Aron flips this commonly-held notion on its head. She says that highly intuitive people are, in fact, likely to falter when trying to uncover and discover their vocation. Why is this so? One of the main reasons is that being highly intuitive also means that we are hyper-aware of our inner voices speaking of countless possibilities. Deciding which of these voices to follow is very difficult.
Aron says that our inner dialogue goes something like this: “Yes, it would be desirable just to serve others, thinking little of my material gain. But that rules out a lifestyle with time to pursue the finer things in life. And both exclude the actualizing of my artistic gifts. And I have always admired the quiet life, centred in family. Or should I be centred in the spiritual? But that is so up in the air when I admire a life close to the earth.”
So, on and on these voices go, echoing the far reaches of our soul, speaking for all the people we might possibly become. Aron says: “If you’re flooded with such voices, you will probably have trouble with decisions of all sorts; very intuitive people usually do.” So, how can we resolve this tension, these threads pulling apart and never letting us weave our lives into a whole?
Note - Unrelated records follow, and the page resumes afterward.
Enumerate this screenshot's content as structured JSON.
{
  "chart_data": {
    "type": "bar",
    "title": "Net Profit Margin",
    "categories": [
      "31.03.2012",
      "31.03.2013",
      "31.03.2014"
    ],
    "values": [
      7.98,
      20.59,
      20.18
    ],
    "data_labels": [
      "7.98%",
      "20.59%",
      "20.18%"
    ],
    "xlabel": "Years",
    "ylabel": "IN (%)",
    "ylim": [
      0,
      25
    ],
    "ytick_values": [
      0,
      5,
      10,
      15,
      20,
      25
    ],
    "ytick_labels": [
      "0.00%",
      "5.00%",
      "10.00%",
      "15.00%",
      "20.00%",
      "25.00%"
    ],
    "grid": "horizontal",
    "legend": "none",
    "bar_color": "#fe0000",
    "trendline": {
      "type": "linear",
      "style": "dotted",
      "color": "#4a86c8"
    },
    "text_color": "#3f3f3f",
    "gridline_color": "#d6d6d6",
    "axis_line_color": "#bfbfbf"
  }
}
Elaine Aron advocates pulling in the opposite direction by deliberately engaging our rational side. She asks us to pare down our never-ending list of options to two or three after evaluating the pros and cons of each choice. This approach makes us whole – it helps us bring into fruition some of the possibilities that are dormant within us. It also forces us into maturing and accepting that in one life, we can be anything we choose to be, but not everything.